GOLD found support at the 100-day Exponential Moving Average (EMA100; dark purple), but resistance at the EMA30 (light purple) continues to block a real breakout from the downtrend. Source: xStation5
Failed negotiations break hopes for a return to status quo
The Iranian side accused the US of a "maximalist" stance in the negotiations, with the primary point of contention remains the issue of uranium enrichment. According to the Iranian Foreign Minister, significant progress had been made, but the US allegedly kept changing its conditions, which ultimately led to the failure of the talks.
The renewed escalation of hostilities has sent Brent crude prices soaring above $100 (currently +7.5% at $101). The market saw a brief moment of relief in reaction to a New York Post report suggesting that Iran was considering halting its nuclear program; however, the authors later clarified the report, stating it was based on Vance’s proposal rather than new developments.

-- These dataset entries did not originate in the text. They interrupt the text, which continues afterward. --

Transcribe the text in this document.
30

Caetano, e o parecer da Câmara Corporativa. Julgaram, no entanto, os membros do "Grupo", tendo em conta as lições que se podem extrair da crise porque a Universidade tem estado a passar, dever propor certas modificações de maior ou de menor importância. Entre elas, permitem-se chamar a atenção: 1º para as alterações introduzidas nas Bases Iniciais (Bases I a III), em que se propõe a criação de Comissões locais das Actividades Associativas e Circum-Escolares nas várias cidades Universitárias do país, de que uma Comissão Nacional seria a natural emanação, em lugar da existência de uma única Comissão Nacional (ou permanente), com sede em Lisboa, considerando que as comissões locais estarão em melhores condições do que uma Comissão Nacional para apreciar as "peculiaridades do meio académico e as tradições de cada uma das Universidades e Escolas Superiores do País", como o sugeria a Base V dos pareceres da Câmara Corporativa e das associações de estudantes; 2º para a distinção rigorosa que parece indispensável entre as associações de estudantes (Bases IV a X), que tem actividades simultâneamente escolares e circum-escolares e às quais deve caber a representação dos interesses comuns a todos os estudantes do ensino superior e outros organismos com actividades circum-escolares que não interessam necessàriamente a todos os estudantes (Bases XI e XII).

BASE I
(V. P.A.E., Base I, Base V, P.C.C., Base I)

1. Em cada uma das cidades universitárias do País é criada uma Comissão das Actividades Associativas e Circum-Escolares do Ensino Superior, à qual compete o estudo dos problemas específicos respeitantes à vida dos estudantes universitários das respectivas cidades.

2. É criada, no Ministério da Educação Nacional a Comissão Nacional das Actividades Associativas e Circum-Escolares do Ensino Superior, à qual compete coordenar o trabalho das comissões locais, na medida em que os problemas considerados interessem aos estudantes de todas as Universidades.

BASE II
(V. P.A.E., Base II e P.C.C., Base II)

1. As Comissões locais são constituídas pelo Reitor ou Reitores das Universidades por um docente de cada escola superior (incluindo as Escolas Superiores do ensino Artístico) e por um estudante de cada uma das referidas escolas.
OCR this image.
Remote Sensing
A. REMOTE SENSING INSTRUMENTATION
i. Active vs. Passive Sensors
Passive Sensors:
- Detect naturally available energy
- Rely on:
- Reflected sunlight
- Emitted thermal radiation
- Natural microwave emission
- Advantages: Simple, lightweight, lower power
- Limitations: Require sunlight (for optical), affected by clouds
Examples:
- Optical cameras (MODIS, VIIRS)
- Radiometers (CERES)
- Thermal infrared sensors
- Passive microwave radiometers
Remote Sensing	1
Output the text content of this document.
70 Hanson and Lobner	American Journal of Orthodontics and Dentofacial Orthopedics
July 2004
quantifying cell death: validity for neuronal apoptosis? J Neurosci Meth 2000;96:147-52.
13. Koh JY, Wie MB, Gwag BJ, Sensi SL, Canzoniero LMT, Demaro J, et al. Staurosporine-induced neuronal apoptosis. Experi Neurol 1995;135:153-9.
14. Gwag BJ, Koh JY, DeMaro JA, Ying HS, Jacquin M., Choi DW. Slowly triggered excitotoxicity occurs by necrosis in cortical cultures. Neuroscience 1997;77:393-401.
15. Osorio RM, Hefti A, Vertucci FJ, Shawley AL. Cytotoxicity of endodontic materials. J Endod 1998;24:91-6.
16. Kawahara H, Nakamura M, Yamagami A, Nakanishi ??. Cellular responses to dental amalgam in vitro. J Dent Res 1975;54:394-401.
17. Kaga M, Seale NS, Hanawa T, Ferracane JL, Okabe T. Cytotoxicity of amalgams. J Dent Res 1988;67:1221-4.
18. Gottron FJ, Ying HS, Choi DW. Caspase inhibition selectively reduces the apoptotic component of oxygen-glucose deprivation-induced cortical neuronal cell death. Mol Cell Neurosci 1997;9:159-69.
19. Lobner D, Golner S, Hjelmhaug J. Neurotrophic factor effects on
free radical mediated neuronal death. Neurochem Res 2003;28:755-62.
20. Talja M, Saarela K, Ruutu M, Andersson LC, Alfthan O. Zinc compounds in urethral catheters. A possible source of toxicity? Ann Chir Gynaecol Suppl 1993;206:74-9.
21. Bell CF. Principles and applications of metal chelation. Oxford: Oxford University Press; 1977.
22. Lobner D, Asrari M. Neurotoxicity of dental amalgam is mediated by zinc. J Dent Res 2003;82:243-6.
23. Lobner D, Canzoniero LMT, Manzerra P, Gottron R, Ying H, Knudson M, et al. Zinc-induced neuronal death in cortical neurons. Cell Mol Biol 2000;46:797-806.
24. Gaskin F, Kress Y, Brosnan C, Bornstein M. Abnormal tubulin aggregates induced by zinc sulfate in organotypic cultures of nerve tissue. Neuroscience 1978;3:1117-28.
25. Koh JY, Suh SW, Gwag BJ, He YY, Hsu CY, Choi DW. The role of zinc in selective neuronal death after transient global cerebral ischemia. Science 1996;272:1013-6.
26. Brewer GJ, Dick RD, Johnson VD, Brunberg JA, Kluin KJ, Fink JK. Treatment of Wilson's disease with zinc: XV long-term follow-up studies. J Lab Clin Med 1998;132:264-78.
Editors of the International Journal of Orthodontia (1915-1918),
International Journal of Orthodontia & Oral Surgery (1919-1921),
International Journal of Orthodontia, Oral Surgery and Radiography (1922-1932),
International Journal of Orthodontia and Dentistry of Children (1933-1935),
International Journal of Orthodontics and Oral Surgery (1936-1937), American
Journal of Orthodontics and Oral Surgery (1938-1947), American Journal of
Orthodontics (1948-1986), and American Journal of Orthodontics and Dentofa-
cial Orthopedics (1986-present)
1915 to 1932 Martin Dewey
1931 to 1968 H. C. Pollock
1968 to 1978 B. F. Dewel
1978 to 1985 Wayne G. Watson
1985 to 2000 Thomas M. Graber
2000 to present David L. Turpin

Gold and silver contracts have recovered some of their early-session losses, but the fresh spike in geopolitical uncertainty has triggered a textbook flight to the dollar. The risk of a prolonged closure of the Strait of Hormuz symmetrically increases the risk of sustained price pressure, which in turn could force the Fed to take more hawkish steps. Nevertheless, keeping interest rates at relatively high levels reduces the attractiveness of commodities compared to assets like bonds, especially at current valuations.

The return of the OIL rally coincides with the return of demand for the dollar. However, the limited gains on the USDIDX today suggest significant uncertainty regarding the future of the conflict following the failed negotiations. Source: xStation5
Daily summary: Stocks back in the green on hopes for US-Iran talks, dollar resumes losing streak (13.04.2026)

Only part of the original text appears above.